Having run DW for a few years now, I would say absolutely yes, you can run a 4e game that way. In some ways it will be more effort, because 4e is intentionally more mechanically-heavy and thus has more moving parts to consider. But in other ways it will be less effort, as you can "offload" most of the math concerns to the system, because the system works very well. It's far from perfect, to be sure, but it really does succeed far more often than it breaks down.
I mean, for example, Dungeon World expects you to do some prep work--one of your moves is "exploit your prep," after all--and that includes things like monsters you expect the party to run into, traps they may need to navigate, and people or situations that may complicate matters and require solutions. That's what 4e is doing with its "scenes"/encounters: preparing
reliably functional combat encounters, environmental hazards, and other complications (social, magical, physical, whatever).

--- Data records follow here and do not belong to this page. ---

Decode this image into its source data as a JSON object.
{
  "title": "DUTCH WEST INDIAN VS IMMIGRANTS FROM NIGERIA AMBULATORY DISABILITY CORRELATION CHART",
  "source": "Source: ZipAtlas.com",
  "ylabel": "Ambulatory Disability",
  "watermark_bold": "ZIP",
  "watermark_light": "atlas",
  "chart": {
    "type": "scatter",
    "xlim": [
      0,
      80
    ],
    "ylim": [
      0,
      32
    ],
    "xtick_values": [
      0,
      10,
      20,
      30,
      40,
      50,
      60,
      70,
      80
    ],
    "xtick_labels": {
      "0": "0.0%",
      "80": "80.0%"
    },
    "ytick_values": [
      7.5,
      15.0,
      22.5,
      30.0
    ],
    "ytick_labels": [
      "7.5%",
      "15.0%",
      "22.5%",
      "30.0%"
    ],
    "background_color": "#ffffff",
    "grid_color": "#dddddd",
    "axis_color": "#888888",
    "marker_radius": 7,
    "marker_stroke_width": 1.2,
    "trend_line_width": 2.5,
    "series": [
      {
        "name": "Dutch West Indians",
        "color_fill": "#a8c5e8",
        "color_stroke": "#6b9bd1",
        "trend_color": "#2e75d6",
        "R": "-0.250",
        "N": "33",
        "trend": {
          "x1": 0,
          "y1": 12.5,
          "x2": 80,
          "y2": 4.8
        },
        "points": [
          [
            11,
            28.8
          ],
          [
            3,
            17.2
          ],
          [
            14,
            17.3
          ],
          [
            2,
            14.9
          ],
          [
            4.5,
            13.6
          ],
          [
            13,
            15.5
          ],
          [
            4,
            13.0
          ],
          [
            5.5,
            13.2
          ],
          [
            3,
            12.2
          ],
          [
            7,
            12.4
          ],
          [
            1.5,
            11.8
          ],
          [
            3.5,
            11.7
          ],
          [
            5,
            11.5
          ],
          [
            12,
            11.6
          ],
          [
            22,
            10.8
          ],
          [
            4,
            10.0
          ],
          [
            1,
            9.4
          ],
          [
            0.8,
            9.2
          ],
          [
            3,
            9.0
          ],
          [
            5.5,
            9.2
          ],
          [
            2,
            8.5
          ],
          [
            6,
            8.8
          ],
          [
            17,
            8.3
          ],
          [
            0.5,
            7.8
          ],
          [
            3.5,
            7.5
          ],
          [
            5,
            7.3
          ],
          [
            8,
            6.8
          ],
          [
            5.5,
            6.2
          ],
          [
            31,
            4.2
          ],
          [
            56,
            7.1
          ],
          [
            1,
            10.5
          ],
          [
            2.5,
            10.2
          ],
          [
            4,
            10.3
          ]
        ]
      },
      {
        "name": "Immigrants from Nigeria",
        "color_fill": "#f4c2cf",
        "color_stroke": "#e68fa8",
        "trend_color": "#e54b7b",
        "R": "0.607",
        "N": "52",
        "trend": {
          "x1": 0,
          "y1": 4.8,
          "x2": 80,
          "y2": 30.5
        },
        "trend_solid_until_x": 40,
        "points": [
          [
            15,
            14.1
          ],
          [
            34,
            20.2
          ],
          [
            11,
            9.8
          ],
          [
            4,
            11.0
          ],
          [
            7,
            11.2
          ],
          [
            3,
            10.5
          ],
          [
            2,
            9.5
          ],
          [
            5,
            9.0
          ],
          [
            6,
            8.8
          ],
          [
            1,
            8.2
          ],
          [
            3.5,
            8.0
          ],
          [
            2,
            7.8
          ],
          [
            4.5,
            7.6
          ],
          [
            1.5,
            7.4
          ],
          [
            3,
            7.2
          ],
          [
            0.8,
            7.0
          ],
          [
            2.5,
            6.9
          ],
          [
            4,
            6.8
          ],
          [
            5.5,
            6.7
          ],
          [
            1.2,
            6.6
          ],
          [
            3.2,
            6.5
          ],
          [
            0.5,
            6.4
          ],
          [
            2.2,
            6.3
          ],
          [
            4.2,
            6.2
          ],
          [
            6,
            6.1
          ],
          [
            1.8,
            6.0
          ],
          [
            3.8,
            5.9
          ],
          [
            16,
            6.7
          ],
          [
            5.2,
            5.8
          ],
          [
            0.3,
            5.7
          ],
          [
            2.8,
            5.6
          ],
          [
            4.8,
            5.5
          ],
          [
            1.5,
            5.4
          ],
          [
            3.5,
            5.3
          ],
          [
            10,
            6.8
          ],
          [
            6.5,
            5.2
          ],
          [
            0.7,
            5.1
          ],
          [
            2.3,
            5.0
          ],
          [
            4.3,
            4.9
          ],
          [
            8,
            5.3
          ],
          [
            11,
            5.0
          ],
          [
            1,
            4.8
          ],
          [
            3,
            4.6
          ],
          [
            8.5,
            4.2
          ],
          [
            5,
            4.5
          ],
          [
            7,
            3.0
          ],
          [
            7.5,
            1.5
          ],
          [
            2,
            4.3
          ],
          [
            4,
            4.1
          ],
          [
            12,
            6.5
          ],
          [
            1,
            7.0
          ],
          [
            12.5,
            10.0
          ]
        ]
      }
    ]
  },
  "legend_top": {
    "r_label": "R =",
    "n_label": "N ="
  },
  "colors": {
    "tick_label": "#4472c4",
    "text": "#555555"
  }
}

But those scenes don't exist in a vacuum, and they will usually not be
jammed right up against one another with nothing between. (Sometimes they will, e.g. a "chase the bad guys across the city" Skill Challenge followed by a "fight against the bad guys" combat, but more often they won't.) The threads connecting between "set piece" content are for improvisation and extemporaneous play. It's sort of like a higher-level-abstraction version of DW's "start and end with the fiction" concept. The "improvisational" parts of 4e are where you start and end, but sometimes those improvisational parts trigger the "scenes" that 4e has rules for, just as DW has "the fiction" that sometimes triggers the "moves" that DW has rules for. Whenever you aren't in the "scenes," you return to the improvisation--and, yes, sometimes the improvisation will mean you have to edit, rework, or completely delete a scene you had prepared for, just as sometimes the fiction in DW will mean modifying or negating prep you've done.
As an example of this for DW: in the game I run, the players once
completely outsmarted me, and turned what should've been a fairly epic fight into a sad-trombone non-event. They exploited an interaction I had failed to consider. I let them have it, even though I felt that was disappointing, out of respect for their cleverness. They still sometimes mention that fight, so I think I made the right call. As a 4e DM, you may be forced to do the same thing, reworking or even jettisoning a "scene" you prepared because it no longer makes sense. That's okay. The tools are meant to be sufficiently powerful, reliable, and quick (especially with the software tools) that you can adjust, remove, or replace as needed--and, as I mentioned above, overcoming a combat encounter without actually fighting
explicitly gives the same XP as the fight itself would, so the players lose nothing for their cleverness, pacifism, or whatever else.